Pipeline developers provide no warranty when you update containers. Major changes in the container tool may break the pipeline.

Warning

Tool developers sometimes change version reporting between updates. Container updates may break version reporting within the pipeline and create missing values in MultiQC version tables.

Modifying tool arguments

You might need to understand which arguments a pipeline uses for a specific tool, or modify these arguments for your analysis.

Check the tool parameter descriptions in the pipeline documentation. For example, see the Help button next to this parameter in nf-core/funcscan.

Find tool arguments

If the parameter description doesn’t list the arguments, check these two locations:

Most arguments (mandatory and optional) are defined in conf/modules.conf under the ext.args entry. See the default arguments for the SORTMERNA step in nf-core/rnaseq here.

Info

The pipeline inserts ext.args arguments into the module using the $args variable in the module’s Bash code.

Some modules have mandatory arguments specified directly in the module code. Find these in the script section of the module file at modules/<nf-core/local>/<tool>/main.nf in the pipeline’s GitHub repository.

Customise tool arguments

To modify tool parameters, specify them in the ext.args entry of a process in your custom configuration.

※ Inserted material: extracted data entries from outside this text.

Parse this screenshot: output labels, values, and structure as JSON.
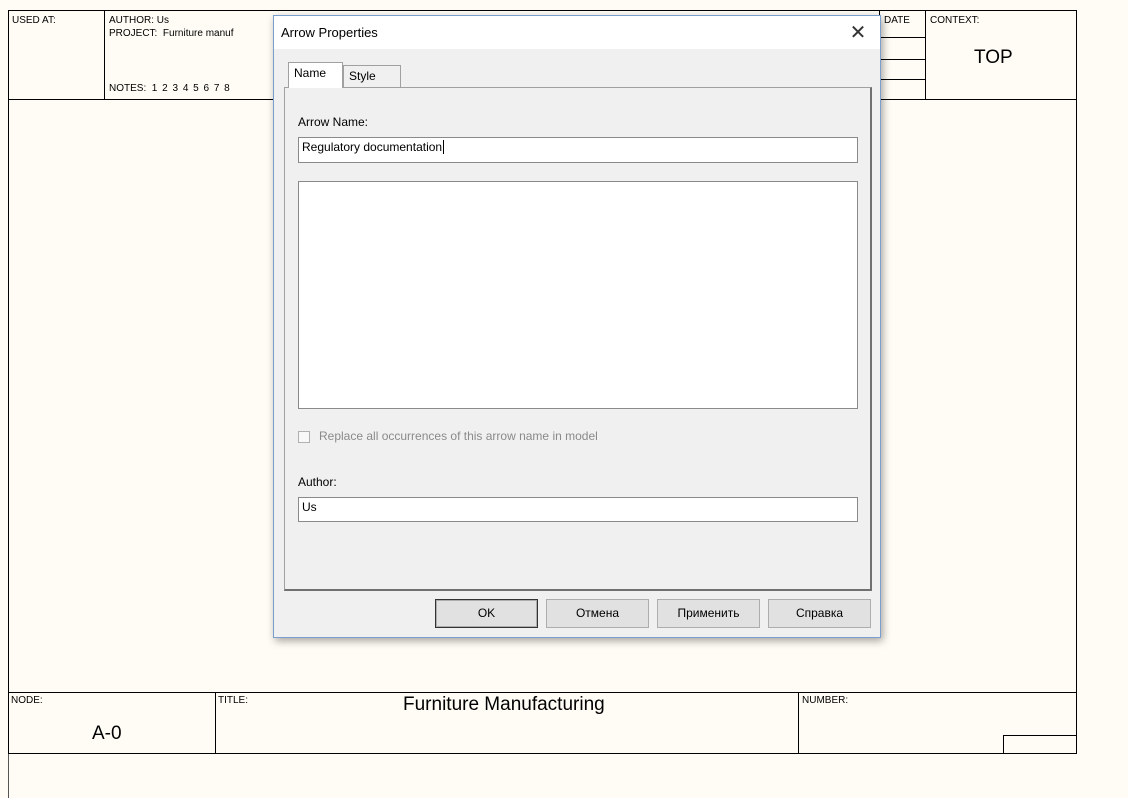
{
  "idef0": {
    "used_at_label": "USED AT:",
    "author_label": "AUTHOR:",
    "author_value": "Us",
    "project_label": "PROJECT:",
    "project_value": "Furniture manuf",
    "notes_label": "NOTES:",
    "notes_numbers": "1 2 3 4 5 6 7 8",
    "date_label": "DATE",
    "context_label": "CONTEXT:",
    "context_value": "TOP",
    "node_label": "NODE:",
    "node_value": "A-0",
    "title_label": "TITLE:",
    "title_value": "Furniture Manufacturing",
    "number_label": "NUMBER:"
  },
  "dialog": {
    "title": "Arrow Properties",
    "close_glyph": "✕",
    "tabs": [
      {
        "label": "Name",
        "active": true
      },
      {
        "label": "Style",
        "active": false
      }
    ],
    "arrow_name_label": "Arrow Name:",
    "arrow_name_value": "Regulatory documentation",
    "description_value": "",
    "replace_checkbox_label": "Replace all occurrences of this arrow name in model",
    "replace_checked": false,
    "author_label": "Author:",
    "author_value": "Us",
    "buttons": {
      "ok": "OK",
      "cancel": "Отмена",
      "apply": "Применить",
      "help": "Справка"
    }
  }
}
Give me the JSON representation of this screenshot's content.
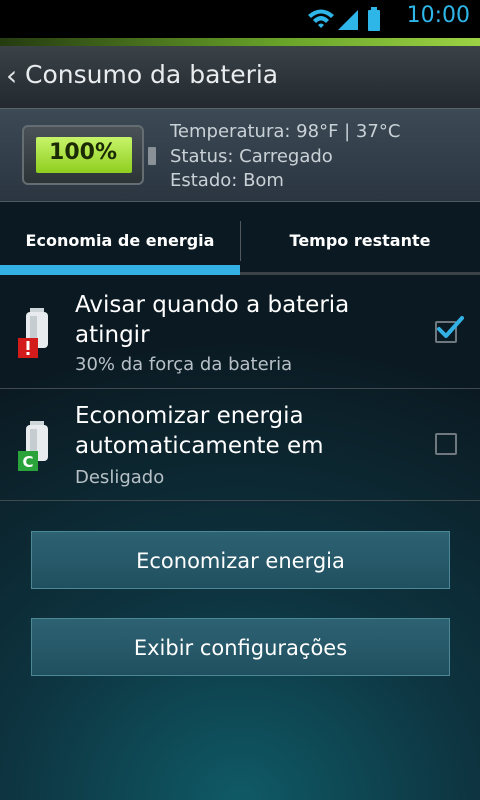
{
  "status_bar": {
    "time": "10:00",
    "icons": [
      "wifi-icon",
      "signal-icon",
      "battery-icon"
    ]
  },
  "title_bar": {
    "title": "Consumo da bateria"
  },
  "battery": {
    "percent_text": "100%",
    "level": 1.0,
    "temperature": "Temperatura: 98°F | 37°C",
    "status": "Status: Carregado",
    "health": "Estado: Bom"
  },
  "tabs": [
    {
      "label": "Economia de energia",
      "selected": true
    },
    {
      "label": "Tempo restante",
      "selected": false
    }
  ],
  "settings": [
    {
      "title": "Avisar quando a bateria atingir",
      "subtitle": "30% da força da bateria",
      "checked": true,
      "badge": "!",
      "badge_color": "#d31b1b"
    },
    {
      "title": "Economizar energia automaticamente em",
      "subtitle": "Desligado",
      "checked": false,
      "badge": "C",
      "badge_color": "#2aa33a"
    }
  ],
  "buttons": {
    "save_energy": "Economizar energia",
    "show_settings": "Exibir configurações"
  },
  "colors": {
    "accent": "#33b1e5",
    "battery_fill": "#a6e23a",
    "titlebar": "#2e353a"
  }
}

For example, if a pipeline doesn’t support the -n parameter for BOWTIE2_ALIGN, add it to your custom configuration:

process {
    withName: BOWTIE2_ALIGN {
        ext.args = "-n 0.1"
    }
}

When a pipeline uses a tool multiple times, specify the complete execution path of the module:

process {
    withName: 'NFCORE_TAXPROFILER:TAXPROFILER:HOST_REMOVAL:BOWTIE2_BUILD' {
        ext.args = "-n 0.1"
    }
}
Tip

Copy existing parameters from the pipeline’s conf/modules.config file to ensure the pipeline functions correctly.

Warning

Pipeline developers provide no warranty when you update tool parameters or change ext.args.

Debugging

Pipeline crashes immediately

Problem: Pipeline fails at the first process.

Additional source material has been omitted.